The release notes that “the most common treatment-related adverse events were fatigue, diarrhea, nausea, vomiting, anorexia, weight loss, kidney dysfunction, and decreased red and white blood cell counts.” Although the release does not go into specific detail about the number of patients who reported side effects, or the degree of severity of the side effects, the list of harms seems adequate for a drug just beginning the clinical trial process.
The release clearly summarizes what the researchers reported in their article in the Cancer Discovery medical journal; that is, that this test involving just a couple of hundred patients showed the drug could be tolerated at doses that seem to show some effects on some tumors. We applaud the news release for including a paragraph labeled “Limitations” that stated only 225 patients with different forms of cancer were involved, so further tests are needed to determine what role this drug might have in cancer care. The release would have been stronger if it had spelled out that the study was performed in patients who had failed prior treatments so readers won’t assume this drug could be used for first line therapy.
The release does not exaggerate the seriousness of the cancers that were studied.
The release includes a “Funding & Disclosures” paragraph. It lists funding by Eli Lilly and Company. It also lists some of the payments and other connections between key researchers and the company. We like the format used for this EurekAlert version of the release, which also notes the funder in a box just to the right of the release’s headline.
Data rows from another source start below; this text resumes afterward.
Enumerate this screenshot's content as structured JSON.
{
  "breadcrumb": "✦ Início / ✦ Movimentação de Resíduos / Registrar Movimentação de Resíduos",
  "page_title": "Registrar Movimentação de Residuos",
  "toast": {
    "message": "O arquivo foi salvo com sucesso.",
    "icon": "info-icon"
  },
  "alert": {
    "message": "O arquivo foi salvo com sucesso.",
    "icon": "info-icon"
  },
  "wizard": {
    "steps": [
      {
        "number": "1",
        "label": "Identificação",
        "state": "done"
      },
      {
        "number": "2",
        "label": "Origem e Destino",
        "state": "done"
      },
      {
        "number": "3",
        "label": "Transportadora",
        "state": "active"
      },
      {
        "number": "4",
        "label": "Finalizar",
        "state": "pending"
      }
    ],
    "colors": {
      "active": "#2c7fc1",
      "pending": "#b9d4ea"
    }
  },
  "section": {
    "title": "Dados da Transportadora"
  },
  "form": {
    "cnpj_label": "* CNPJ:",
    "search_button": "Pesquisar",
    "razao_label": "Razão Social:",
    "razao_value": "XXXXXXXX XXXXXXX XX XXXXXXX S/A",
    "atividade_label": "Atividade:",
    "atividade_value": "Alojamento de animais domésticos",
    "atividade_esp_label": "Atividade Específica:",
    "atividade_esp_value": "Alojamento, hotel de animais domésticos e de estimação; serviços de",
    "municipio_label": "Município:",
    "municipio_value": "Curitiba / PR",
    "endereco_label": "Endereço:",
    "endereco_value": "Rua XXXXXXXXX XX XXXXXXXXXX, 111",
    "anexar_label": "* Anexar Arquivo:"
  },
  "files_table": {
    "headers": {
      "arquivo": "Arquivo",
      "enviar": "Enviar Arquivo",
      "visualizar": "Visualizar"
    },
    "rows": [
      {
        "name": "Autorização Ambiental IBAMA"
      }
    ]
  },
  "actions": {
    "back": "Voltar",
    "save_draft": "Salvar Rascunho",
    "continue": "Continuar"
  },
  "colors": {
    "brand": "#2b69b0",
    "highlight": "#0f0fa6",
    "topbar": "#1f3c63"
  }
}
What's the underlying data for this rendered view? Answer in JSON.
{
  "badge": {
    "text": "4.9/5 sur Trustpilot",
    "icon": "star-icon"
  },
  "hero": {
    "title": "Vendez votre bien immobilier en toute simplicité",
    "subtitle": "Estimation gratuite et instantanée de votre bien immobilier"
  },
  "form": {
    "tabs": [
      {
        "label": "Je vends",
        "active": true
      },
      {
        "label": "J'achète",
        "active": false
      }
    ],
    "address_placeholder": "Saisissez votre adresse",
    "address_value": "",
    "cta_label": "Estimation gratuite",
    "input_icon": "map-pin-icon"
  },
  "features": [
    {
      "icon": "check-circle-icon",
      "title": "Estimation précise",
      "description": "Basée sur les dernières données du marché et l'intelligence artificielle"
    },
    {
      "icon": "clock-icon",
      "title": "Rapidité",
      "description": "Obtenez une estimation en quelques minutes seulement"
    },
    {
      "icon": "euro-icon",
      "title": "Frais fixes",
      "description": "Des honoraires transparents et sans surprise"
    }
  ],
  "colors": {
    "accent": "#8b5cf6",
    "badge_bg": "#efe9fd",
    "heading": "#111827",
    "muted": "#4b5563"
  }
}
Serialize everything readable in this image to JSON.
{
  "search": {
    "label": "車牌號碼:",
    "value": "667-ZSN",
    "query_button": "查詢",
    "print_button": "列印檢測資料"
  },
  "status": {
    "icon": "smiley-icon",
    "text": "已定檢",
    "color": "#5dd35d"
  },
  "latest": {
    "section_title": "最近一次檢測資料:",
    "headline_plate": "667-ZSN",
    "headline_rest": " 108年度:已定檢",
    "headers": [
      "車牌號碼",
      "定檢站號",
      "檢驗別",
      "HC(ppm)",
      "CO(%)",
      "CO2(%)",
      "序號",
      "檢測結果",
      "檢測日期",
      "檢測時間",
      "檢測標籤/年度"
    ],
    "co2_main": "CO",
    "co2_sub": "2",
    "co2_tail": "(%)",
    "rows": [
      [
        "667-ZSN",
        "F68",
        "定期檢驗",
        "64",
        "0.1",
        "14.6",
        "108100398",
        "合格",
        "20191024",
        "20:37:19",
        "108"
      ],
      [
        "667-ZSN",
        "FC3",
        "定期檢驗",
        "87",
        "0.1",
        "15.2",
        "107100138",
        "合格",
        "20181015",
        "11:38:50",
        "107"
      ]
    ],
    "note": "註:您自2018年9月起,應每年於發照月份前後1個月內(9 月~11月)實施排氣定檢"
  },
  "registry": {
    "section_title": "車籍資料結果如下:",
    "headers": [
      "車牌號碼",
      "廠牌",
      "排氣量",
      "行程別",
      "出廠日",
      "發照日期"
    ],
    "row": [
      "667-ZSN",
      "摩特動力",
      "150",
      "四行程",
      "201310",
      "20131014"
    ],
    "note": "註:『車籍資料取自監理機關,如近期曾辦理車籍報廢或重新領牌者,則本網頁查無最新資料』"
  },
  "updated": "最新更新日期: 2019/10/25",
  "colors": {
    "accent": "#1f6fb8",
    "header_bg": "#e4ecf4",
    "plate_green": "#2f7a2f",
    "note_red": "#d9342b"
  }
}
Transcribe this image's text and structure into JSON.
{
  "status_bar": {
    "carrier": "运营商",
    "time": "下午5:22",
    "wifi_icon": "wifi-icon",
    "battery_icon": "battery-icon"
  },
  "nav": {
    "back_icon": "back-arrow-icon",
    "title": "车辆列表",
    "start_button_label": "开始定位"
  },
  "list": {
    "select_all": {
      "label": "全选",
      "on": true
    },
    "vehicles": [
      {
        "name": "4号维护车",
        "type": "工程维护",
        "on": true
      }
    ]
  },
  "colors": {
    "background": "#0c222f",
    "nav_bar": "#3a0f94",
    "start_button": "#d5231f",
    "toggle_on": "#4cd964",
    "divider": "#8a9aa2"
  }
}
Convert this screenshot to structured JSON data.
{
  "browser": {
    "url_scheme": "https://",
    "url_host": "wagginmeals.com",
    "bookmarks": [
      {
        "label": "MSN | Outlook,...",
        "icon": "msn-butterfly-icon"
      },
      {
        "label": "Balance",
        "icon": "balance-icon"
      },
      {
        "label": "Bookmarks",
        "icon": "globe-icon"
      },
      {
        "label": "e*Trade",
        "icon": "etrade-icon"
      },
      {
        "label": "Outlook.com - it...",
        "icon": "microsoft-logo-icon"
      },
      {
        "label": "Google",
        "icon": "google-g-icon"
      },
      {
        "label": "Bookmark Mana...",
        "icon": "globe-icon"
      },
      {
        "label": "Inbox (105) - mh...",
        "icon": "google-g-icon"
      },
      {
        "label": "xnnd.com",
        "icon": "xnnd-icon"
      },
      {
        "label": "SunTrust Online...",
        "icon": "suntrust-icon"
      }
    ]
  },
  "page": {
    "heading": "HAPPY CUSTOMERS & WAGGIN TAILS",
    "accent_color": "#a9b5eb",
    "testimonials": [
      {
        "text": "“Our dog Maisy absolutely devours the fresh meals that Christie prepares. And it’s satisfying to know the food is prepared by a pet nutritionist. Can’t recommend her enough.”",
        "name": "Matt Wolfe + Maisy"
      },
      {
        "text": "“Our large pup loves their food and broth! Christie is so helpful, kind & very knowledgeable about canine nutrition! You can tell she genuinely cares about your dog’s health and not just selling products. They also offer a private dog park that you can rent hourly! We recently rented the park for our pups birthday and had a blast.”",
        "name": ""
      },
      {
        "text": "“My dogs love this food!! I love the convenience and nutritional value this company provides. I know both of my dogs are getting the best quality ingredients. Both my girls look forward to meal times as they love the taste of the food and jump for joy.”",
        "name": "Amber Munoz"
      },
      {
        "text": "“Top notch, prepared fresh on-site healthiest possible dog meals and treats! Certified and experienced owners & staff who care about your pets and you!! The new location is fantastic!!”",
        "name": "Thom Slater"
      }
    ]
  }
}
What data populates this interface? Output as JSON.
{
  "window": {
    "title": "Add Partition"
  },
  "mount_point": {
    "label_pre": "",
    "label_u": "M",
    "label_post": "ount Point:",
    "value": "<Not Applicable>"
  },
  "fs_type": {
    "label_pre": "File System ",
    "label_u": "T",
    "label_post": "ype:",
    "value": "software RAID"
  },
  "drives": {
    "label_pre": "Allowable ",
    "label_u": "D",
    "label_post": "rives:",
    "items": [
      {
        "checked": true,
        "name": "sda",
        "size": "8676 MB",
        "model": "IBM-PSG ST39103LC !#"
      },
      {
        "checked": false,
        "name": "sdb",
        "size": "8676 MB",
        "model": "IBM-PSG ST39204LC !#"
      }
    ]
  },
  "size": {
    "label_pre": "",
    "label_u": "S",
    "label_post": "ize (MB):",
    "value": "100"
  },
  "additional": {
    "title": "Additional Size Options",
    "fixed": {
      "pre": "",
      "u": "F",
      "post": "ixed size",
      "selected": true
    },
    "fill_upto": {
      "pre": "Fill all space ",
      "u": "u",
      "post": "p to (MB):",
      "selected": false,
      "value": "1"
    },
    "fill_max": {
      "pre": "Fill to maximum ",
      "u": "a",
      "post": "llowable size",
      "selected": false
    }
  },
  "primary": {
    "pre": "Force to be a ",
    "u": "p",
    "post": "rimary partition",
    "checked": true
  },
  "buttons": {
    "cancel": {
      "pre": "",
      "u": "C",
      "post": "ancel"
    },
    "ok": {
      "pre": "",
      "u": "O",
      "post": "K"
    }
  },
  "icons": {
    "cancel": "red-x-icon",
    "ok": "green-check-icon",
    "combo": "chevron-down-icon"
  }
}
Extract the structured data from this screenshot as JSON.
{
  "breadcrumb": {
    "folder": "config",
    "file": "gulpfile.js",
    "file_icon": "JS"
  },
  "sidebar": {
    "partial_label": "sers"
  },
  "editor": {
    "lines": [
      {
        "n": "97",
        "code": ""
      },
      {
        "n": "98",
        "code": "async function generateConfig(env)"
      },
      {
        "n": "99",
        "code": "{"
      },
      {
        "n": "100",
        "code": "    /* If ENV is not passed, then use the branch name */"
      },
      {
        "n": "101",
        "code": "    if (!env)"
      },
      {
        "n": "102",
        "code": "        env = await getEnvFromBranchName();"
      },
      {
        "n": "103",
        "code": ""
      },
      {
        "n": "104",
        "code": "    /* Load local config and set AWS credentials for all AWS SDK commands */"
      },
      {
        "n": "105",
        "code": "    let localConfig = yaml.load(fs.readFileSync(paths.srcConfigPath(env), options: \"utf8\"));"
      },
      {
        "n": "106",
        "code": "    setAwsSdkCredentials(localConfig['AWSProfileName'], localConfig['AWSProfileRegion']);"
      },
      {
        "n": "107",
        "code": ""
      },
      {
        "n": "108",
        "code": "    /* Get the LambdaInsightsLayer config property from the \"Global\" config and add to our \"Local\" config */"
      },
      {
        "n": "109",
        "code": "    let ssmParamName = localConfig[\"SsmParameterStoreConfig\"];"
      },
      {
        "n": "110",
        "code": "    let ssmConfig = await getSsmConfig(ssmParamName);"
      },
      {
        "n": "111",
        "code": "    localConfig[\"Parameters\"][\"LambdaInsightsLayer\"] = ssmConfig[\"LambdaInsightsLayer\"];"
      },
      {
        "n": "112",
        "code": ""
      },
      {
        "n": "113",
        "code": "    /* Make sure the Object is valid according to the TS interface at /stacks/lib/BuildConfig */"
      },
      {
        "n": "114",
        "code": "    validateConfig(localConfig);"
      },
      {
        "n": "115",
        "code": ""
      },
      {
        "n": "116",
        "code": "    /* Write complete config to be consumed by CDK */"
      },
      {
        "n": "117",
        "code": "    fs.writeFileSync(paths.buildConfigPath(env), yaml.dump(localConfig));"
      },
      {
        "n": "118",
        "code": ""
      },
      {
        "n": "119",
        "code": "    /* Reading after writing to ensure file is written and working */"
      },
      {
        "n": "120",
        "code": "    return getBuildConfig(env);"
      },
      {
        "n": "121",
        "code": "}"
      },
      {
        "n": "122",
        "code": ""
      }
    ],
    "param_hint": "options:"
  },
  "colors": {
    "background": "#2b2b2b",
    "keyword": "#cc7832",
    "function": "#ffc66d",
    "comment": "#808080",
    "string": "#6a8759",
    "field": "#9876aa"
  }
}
The release spells out some specific features of abemaciclib that explain why researchers think it has potential advantages over a similar drug that is already FDA-approved. However, this comparison puts the new drug in an entirely positive light, which it has yet to demonstrate it deserves. We’ll dock points for that concern here. Since the comparison with the competing drug also speaks to abemaciclib’s novelty, we’ll award a Satisfactory for that criterion (see below) so as not to double-ding the release.
The release notes that abemaciclib is now being tested in trials designed to “define the role of abemaciclib in cancer care.” However, it never explicitly states that these trials might end up finding that the drug does not ultimately provide sufficient advantages over existing treatments. Its reference to “investigational” in the title and text may be enough to give some readers the tip-off that this drug won’t be available anytime soon. However, we recommend news release writers make it abundantly clear when a drug is only available as part of research trials and that it is not available for use in routine clinical practice. The statement, “FDA decision to grant breakthrough therapy designation,” may lead a reader to think this could be available for use more broadly.
The release explains that although there are other drugs that attack cancer cells in a similar way, this drug has some differences. As noted above, the release casts all the differences with existing drugs as advantages, when of course these features have yet to be adequately tested.
The release avoids unjustified claims, although the overall cast is entirely positive, leaving it to journalists and other readers to balance the rosy image with some skepticism.